For the past month my father-in-law has been in the hospital. Less than a year ago he had brain surgery for a non-cancerous tumor that they were able to remove 90% of successfully. Inexplicably, it grew back with a vengeance.
About ten days ago he had another brain surgery to remove 90% of the new tumor. Since then he has undergone a series of surgical procedures because one thing keeps leading to another - a drain for fluid - a screen for a blood clot - a traecheotomy to prevent pneumonia, etc.
So far, by God's grace, he has rebounded exceptionally well after each one. And he's almost 81.

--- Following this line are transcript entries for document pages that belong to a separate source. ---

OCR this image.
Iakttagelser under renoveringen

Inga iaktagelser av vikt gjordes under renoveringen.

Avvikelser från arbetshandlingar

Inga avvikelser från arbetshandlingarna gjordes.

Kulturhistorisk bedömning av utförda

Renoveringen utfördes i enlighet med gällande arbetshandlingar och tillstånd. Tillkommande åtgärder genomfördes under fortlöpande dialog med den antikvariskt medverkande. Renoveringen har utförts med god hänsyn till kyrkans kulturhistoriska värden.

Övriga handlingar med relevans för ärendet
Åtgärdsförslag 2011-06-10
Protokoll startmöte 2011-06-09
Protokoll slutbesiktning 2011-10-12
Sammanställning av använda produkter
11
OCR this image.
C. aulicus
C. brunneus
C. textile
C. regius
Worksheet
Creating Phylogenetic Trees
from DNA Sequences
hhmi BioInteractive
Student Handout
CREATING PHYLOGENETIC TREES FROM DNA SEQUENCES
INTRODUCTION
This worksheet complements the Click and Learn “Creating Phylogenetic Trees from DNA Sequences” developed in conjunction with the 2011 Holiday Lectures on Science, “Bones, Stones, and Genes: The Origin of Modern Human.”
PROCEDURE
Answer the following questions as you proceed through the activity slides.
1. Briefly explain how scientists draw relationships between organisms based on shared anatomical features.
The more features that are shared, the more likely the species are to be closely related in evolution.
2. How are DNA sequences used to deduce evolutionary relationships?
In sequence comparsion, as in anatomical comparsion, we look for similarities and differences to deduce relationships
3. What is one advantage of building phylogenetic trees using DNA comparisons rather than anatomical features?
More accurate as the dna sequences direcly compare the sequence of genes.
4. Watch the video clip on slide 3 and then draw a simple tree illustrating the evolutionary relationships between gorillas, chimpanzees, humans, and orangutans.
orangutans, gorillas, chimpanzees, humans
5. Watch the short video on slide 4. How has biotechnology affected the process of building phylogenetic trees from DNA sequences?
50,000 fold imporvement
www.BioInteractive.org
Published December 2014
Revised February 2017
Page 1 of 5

So it's hard to explain why the father of three boys, two of which have been on Ryan's baseball teams, passed away tonight after a long battle with Crohn's Disease which isn't normally fatal. He was about my age.
When Dan and I spoke with his wife about an hour after she said goodbye to her husband, I asked God for the right words to say. Words of comfort and hope. Words that would somehow strengthen or console her.
"I'm sorry" sounds so pitifully inadequate. But I am deeply sorry she has to experience such a tremendous loss and I said so.
"God loves you" doesn't sound much better to a grieving widow with three young sons, but I said that too. Then I added it probably didn't feel like that right now and that I do not know why God let this happen.
Because I don't. I don't know.
Sometimes you just don't have the words to say.
When I find myself in that place I am so grateful for God's Word. Especially verses like Romans 8:26...
"Likewise the Spirit helps us in our weakness. For we do not know what to pray for as we ought, but the Spirit himself intercedes for us with groanings too deep for words."